Finalmente, si el amigo lo que busca es verse más varonil o resultar abiertamente atractivo para muchas nenas, la recomendación definitiva es inclinarse por el uso de las casacas tecnológicas. Este tipo de prenda exterior es ideal para los días nublados de nuestro clima y congenia a la perfección con la mentalidad un tanto aspiracional de lo que en el debate político actual se conoce coloquialmente como los "fachos pobres". Esa prenda te da un estatus visual instantáneo en la calle.

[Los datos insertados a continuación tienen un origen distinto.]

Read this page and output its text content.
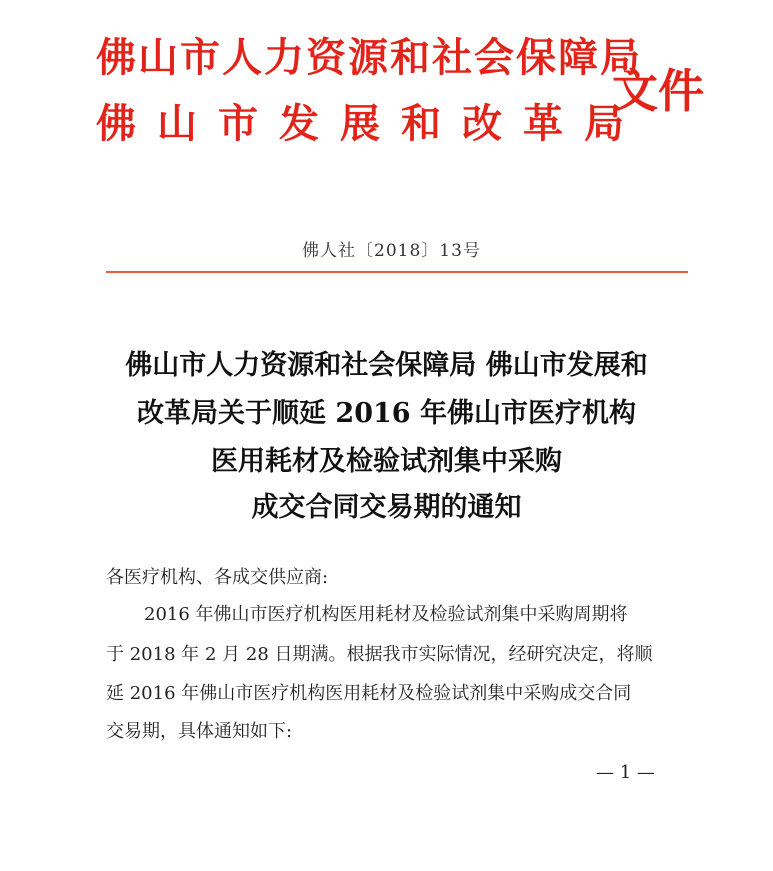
佛山市人力资源和社会保障局
佛山市发展和改革局
文件
佛人社〔2018〕13号
佛山市人力资源和社会保障局 佛山市发展和
改革局关于顺延 2016 年佛山市医疗机构
医用耗材及检验试剂集中采购
成交合同交易期的通知
各医疗机构、各成交供应商:
2016 年佛山市医疗机构医用耗材及检验试剂集中采购周期将
于 2018 年 2 月 28 日期满。根据我市实际情况，经研究决定，将顺
延 2016 年佛山市医疗机构医用耗材及检验试剂集中采购成交合同
交易期，具体通知如下:
— 1 —
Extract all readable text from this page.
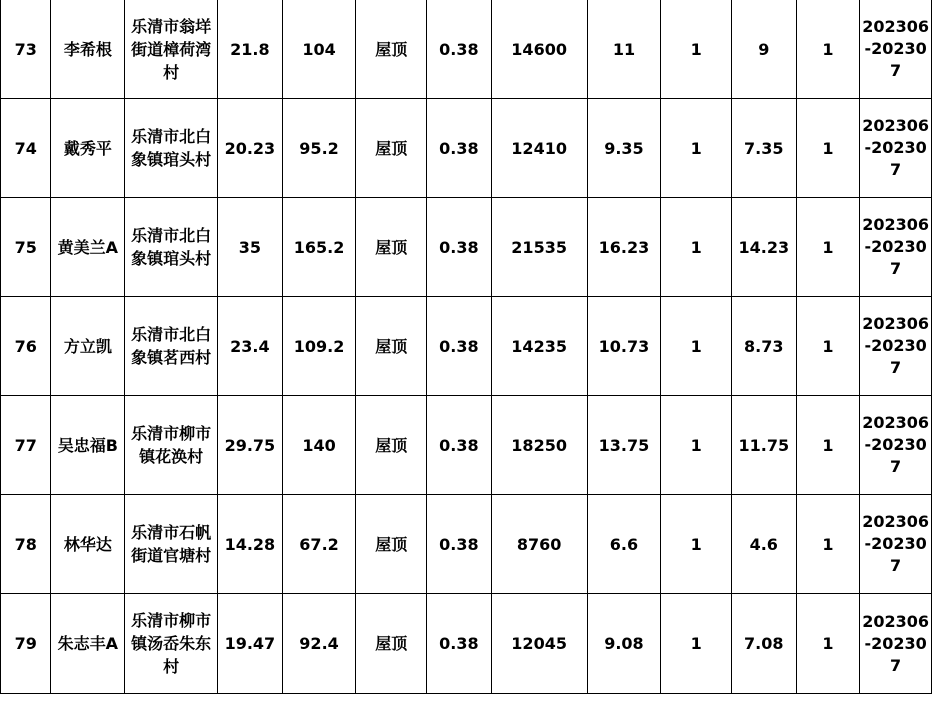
73	李希根	乐清市翁垟街道樟荷湾村	21.8	104	屋顶	0.38	14600	11	1	9	1	202306-202307
74	戴秀平	乐清市北白象镇琯头村	20.23	95.2	屋顶	0.38	12410	9.35	1	7.35	1	202306-202307
75	黄美兰A	乐清市北白象镇琯头村	35	165.2	屋顶	0.38	21535	16.23	1	14.23	1	202306-202307
76	方立凯	乐清市北白象镇茗西村	23.4	109.2	屋顶	0.38	14235	10.73	1	8.73	1	202306-202307
77	吴忠福B	乐清市柳市镇花涣村	29.75	140	屋顶	0.38	18250	13.75	1	11.75	1	202306-202307
78	林华达	乐清市石帆街道官塘村	14.28	67.2	屋顶	0.38	8760	6.6	1	4.6	1	202306-202307
79	朱志丰A	乐清市柳市镇汤岙朱东村	19.47	92.4	屋顶	0.38	12045	9.08	1	7.08	1	202306-202307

Sólo para concluir, hay que asumir una realidad: en los medios de comunicación masivos casi no existen datos ni guías de moda pensadas exclusivamente para hombres, y muchísimo menos para el hombre mestizo de los sectores populares. En la gran mayoría de los casos, el compadre común se pone encima la primera ropa con la que se siente cómodo, pero muy pocas veces se da el tiempo de moldear esa comodidad con un toque de estilo real. Muchos se visten simplemente acorde a lo que depara el día, pero pocos se preocupan de verse realmente bien, incluso cuando andan sin ni un uno en la billetera o cuando sienten que tienen serias dificultades para conquistar a una mujer fuera de su entorno. Siempre se ha dicho que en nuestra sociedad se le exige muchísimo a las mujeres para que anden bonitas y producidas todo el tiempo, pero cabe preguntarse: ¿Bonitas para qué? ¿Para complacer a un pololo machista o simplemente para sentirse bien con ellas mismas? Entregar este tipo de consejos de moda masculina podría ser el inicio para fortalecer un verdadero doctrinario inclusivo hacia los hombres que nacieron bajo un tono de piel trigueño. Es una herramienta potente para todos esos amigos que han estado históricamente excluidos de los viejos y desgastados cánones de belleza exitosa. Una cosa es la dificultad económica, el fantasma de la timidez, el temor interno, los traumas o la propia capacidad intelectual de una mente brillante; pero bien sabemos en la calle que una buena "facha" tiene el poder de tapar genialidades o de proteger grandes corazones. Es aquí donde debe existir la voluntad colectiva para pulir diamantes en bruto y sacarle todo el jugo al encanto oculto que muchas veces esconde un nerd o un perno. Al final, la mujer inteligente que acepte tener una relación con ese tildado de "perno" se terminará llevando el gran premio de la noche adentro del auto bajo la luz de la luna llena: descubrir por fin ese encanto oculto y esa facha única que el resto del mundo, por puro prejuicio ciego, simplemente no ha querido experimentar ni ver. Y en caso de que al joven le siguiera costando coquetear o seducir a una mujer en la plaza, aun con la media pinta recientemente sugerida, bueno... al menos que la prestancia ganada le sirva para sentirse seguro consigo mismo, para andar con la frente en alto y tener plena confianza al momento de salir a luchar por sus metas.